7 Replies Latest reply on Feb 24, 2011 8:07 PM by Otterz

    Detecting device resets



      Is it possible to detect if the display driver has been reset? The scenario is that I am using windows 7, with TDR enabled (and I do not want to rely on that being changed). In my app, I would like to know if windows reset the device.

      What I am observing is that if TDR occurs, the long running batch of kernels gets killed, the device reset, event.wait() then returned CL_SUCCESS for the killed batch of kernels, and my app merrily goes on submitting more NDRange Kernels (with enqueue returning no error), and the subsequent event.waits() all returning no errors.

      But when I reach the point that I want call queue.finish()/flush(), it will hang indefinitely.

      Looking at the API I am not seeing the correct way to cause the program to abort in the event that a batch of kernels gets killed.

      I have tried registering a callback when creating the context, but that callback does not seem to be called (or perhaps I coded it incorrectly)

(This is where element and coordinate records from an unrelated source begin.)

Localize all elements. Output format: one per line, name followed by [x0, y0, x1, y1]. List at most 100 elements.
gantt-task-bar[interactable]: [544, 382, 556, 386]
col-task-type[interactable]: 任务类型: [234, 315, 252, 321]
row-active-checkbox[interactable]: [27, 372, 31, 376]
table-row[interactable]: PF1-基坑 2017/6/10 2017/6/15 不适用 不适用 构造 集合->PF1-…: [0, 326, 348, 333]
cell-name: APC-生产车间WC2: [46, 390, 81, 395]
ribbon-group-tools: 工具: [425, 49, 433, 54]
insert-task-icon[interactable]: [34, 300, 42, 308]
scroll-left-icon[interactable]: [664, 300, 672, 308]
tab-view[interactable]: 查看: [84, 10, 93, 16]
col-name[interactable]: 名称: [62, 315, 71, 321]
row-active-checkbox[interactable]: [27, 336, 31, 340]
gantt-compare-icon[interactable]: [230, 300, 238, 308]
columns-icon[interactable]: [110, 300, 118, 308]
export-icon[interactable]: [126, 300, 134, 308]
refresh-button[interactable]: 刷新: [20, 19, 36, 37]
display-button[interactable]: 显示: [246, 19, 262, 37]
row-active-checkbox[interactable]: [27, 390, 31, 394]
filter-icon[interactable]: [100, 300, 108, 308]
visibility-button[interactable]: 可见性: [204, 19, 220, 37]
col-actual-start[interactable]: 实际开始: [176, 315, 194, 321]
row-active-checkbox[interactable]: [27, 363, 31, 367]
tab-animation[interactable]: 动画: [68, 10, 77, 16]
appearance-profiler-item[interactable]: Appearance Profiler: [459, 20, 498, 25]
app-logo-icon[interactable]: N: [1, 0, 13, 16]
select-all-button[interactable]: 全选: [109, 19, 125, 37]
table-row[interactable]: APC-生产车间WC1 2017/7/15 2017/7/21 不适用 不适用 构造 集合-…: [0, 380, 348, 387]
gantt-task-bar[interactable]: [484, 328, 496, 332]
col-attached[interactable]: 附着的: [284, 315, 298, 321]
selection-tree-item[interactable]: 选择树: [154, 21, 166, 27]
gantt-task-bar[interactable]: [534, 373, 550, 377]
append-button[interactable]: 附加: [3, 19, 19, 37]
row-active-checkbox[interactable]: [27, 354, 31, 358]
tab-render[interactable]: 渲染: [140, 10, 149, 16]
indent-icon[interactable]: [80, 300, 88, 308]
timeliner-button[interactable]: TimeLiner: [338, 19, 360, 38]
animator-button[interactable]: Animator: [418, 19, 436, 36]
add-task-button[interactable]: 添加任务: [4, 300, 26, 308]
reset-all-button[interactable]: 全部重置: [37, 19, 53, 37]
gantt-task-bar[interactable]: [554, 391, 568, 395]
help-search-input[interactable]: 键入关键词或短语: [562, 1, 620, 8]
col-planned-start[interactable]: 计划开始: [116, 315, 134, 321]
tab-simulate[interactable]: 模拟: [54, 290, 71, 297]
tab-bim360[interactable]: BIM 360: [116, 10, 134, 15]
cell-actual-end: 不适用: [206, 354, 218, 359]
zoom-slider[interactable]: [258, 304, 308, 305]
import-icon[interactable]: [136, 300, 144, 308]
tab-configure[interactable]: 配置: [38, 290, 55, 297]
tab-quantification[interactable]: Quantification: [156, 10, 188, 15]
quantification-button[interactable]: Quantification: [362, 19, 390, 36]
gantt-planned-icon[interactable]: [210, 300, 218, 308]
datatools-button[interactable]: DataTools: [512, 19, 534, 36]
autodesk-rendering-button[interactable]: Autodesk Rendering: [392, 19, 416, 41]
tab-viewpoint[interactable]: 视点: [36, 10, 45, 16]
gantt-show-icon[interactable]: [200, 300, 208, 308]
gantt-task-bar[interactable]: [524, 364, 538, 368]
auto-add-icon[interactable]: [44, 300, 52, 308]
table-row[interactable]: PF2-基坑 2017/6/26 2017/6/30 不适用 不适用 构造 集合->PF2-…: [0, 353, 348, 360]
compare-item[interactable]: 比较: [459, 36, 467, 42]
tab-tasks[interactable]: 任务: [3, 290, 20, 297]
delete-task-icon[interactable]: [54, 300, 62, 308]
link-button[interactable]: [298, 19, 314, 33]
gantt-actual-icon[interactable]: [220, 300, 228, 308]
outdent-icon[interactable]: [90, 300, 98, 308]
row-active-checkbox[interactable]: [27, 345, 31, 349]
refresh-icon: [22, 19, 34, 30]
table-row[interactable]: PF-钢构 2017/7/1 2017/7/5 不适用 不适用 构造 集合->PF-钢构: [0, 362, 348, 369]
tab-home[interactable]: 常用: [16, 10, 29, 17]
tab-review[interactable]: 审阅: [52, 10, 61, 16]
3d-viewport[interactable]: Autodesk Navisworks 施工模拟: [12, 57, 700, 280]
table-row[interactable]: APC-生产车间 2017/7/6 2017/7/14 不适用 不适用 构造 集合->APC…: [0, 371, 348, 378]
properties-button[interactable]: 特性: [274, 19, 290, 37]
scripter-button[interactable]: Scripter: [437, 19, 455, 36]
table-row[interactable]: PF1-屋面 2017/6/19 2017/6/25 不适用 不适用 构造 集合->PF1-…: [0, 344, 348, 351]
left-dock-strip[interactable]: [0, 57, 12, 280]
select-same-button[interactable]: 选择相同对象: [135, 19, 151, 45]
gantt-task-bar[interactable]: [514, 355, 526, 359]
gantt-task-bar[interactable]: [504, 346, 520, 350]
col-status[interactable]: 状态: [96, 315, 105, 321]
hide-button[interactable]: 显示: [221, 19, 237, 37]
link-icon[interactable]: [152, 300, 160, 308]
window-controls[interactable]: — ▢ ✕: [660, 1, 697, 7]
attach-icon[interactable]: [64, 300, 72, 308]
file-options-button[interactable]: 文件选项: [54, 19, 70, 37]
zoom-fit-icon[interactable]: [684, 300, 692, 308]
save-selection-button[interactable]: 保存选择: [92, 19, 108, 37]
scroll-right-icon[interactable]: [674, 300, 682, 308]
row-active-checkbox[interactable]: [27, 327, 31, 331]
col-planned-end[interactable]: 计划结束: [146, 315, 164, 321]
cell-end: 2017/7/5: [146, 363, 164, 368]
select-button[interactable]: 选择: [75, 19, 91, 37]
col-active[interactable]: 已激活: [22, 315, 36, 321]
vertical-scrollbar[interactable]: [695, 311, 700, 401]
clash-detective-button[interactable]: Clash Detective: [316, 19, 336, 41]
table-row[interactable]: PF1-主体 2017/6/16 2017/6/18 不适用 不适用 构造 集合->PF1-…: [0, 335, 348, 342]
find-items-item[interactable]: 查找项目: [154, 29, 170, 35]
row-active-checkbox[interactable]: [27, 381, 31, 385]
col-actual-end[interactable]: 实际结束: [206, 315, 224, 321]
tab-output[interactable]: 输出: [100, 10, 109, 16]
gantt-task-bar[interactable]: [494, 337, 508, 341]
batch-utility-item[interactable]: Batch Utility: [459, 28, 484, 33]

      void CL_CALLBACK contextCallback(const char *errinfo, // Pointer to an error string const void *private_info, // Binary data .. not sure how to use it size_t cb, // amount of above data void *user_data){ // User supplied data??? std::cout << "Context callback called with error message:" << std::endl << errinfo << std::endl; exit(EXIT_FAILURE); } cl::Context context( CL_DEVICE_TYPE_GPU, // Create context for a CPU cprops, NULL, &contextCallback, &err); checkErr(err, "Context::Context()");

        • Detecting device resets


          As per my experience programs does not hang when TDR time out happens. The hangs are generally because of some error.

          Also you will need to call clFinish after every kernel to find out which kernel exceeds TDR limit. clEnqueueNDRangeKernel does not guarantee the completion of kernel it just enqueues it in the commandqueue. 

          When TDR Happens you get a system message saying Driver was restarted. You can set the TDR value as per your needs so that your kernel doesnot timeout in normal execution.

            • Detecting device resets

              The program does not hang when the TDR happens, the program hangs later when queue.finish() is called.


              What bothers me is I can do this:


              enqueueNDRange( ..., &my_event)


              more openCL stuff



              And IF, the above NDRange kernel causes a TDR reset, my_event.wait() still returns CL_COMPLETE. When in fact, the kernel did NOT complete - it was killed by the OS.

              But when I call queue.finish(), that is when I will hang.